De kaasmarkt maakt een gestage uitbreiding door onder invloed van de toenemende vraag op de interne en de externe markt. Bijgevolg zijn de prijzen voor kaas in het algemeen reeds geruime tijd constant en hebben ze weinig te lijden gehad van de verlaging van de institutionele prijzen voor bulkproducten (boter en mageremelkpoeder). De permanente en de facultatieve steun voor de particuliere opslag van een hoogwaardig, marktgericht product als kaas kan daarom niet langer worden gerechtvaardigd, noch vanuit economisch oogpunt, noch vanuit de invalshoek van het marktbeheer, en moet derhalve worden afgeschaft.

(10)

In het kader van de hervorming van de zuivelsector en de huidige marktsituatie is de steun voor mageremelkpoeder dat als diervoeder wordt gebruikt, en van ondermelk voor de productie van caseïne, momenteel niet nodig. Niettemin kan deze vorm van steun nog een rol spelen wanneer als gevolg van overschotten of dreigende overschotten van zuivelproducten een ernstig onevenwicht op de markt ontstaat of dreigt te ontstaan. Seizoensopslag is een regeling waartoe door de Commissie op grond van een degelijke marktanalyse behoort te worden besloten, en geen regeling die elk jaar verplicht wordt opengesteld. Daarom dient de regeling facultatief te worden. Bij toepassing van de regeling moet de steun vooraf of in het kader van een openbare inschrijving worden vastgesteld.

(11)

Vanaf 2004 is de afzetsteun voor boter die bestemd is voor verwerking in banketbakkerswaar en roomijs en voor rechtstreekse consumptie, in overeenstemming met de interventieprijs voor boter verlaagd, zodat hij nul bedroeg op het moment dat de openbare inschrijvingen vanwege de gunstige marktsituatie werden opgeschort. Regelingen voor afzetsteun zijn niet langer noodzakelijk om de markt tegen het interventieprijsniveau te ondersteunen en moeten daarom verdwijnen.

(12)

Net zoals in het kader van de GLB-hervorming van 2003 moet, in het belang van het concurrentievermogen, de marktgerichtheid en de duurzaamheid van de landbouw in de Gemeenschap, de overschakeling van productiesteun naar producentensteun worden voortgezet door de steun die in de Integrale-GMO-verordening is vastgesteld voor gedroogde voedergewassen, vlas, hennep en aardappelzetmeel af te schaffen, en door de steun voor deze producten te integreren in de regeling inzake ontkoppelde inkomenssteun voor elk bedrijf.
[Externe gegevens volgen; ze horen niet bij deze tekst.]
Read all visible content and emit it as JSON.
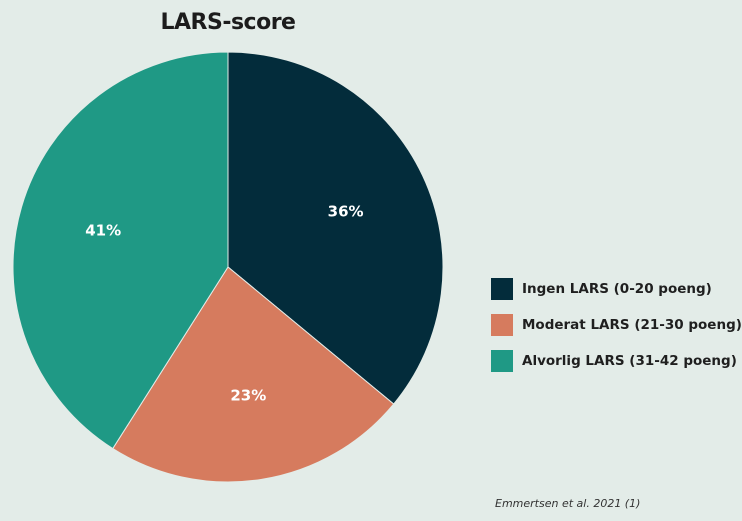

De ontkoppeling van de aan de landbouwers te betalen steun zal, net als in het kader van de GLB-hervorming van 2003, de daadwerkelijk betaalde bedragen onverlet laten, maar wel de doeltreffendheid van de inkomenssteun aanzienlijk verbeteren.

(13)

De steun voor vlas- en hennepvezels dient nu te worden ontkoppeld. Om de sector de kans te bieden zich aan te passen dient voor de integratie van de steun in de bedrijfstoeslagregeling evenwel in een overgangsperiode te worden voorzien. Derhalve dient er voor lange en korte vlasvezels alsook voor hennepvezels tot 1 juli 2012 steun te worden verleend. Omdat de steun voor korte vlasvezels en hennepvezels gehandhaafd blijft, moet de steun voor lange vlasvezels worden verminderd, ten einde het evenwicht van de steun in de sector te bewaren. Om tegemoet te komen aan de gerechtvaardigde verwachtingen van de telers dient deze vermindering evenwel pas plaats te vinden met ingang van het verkoopseizoen 2010/2011.

(14)

De regeling voor gedroogde voedergewassen is hervormd in 2003, toen een deel van de steun aan de sector is gegeven en de rest is ontkoppeld en in de bedrijfstoeslagregeling is geïntegreerd. Gelet op de algemene verschuiving naar meer marktgerichtheid, en gezien de huidige vooruitzichten op de markten voor voeder en eiwithoudende gewassen en de bijzonder negatieve gevolgen die de productie van kunstmatig gedroogde voedergewassen volgens recent onderzoek blijkt te hebben op het milieu, dient de resterende steun die nog aan de sector wordt verleend, eveneens te worden ontkoppeld zodat de ontkoppeling op de gehele sector van toepassing is. Teneinde de gevolgen van de stopzetting van de steunverlening aan de sector te verzachten, dient de prijs die wordt betaald aan grondstoffenproducenten die als gevolg van de ontkoppeling zelf meer rechtstreekse toeslagrechten zullen ontvangen, op de juiste manier te worden aangepast. Hoewel de herstructurering van de sector sinds de hervorming van 2003 gaande is, dient een overgangsperiode tot 1 april 2012 te worden ingelast om de sector de kans te geven zich aan te passen.

(15)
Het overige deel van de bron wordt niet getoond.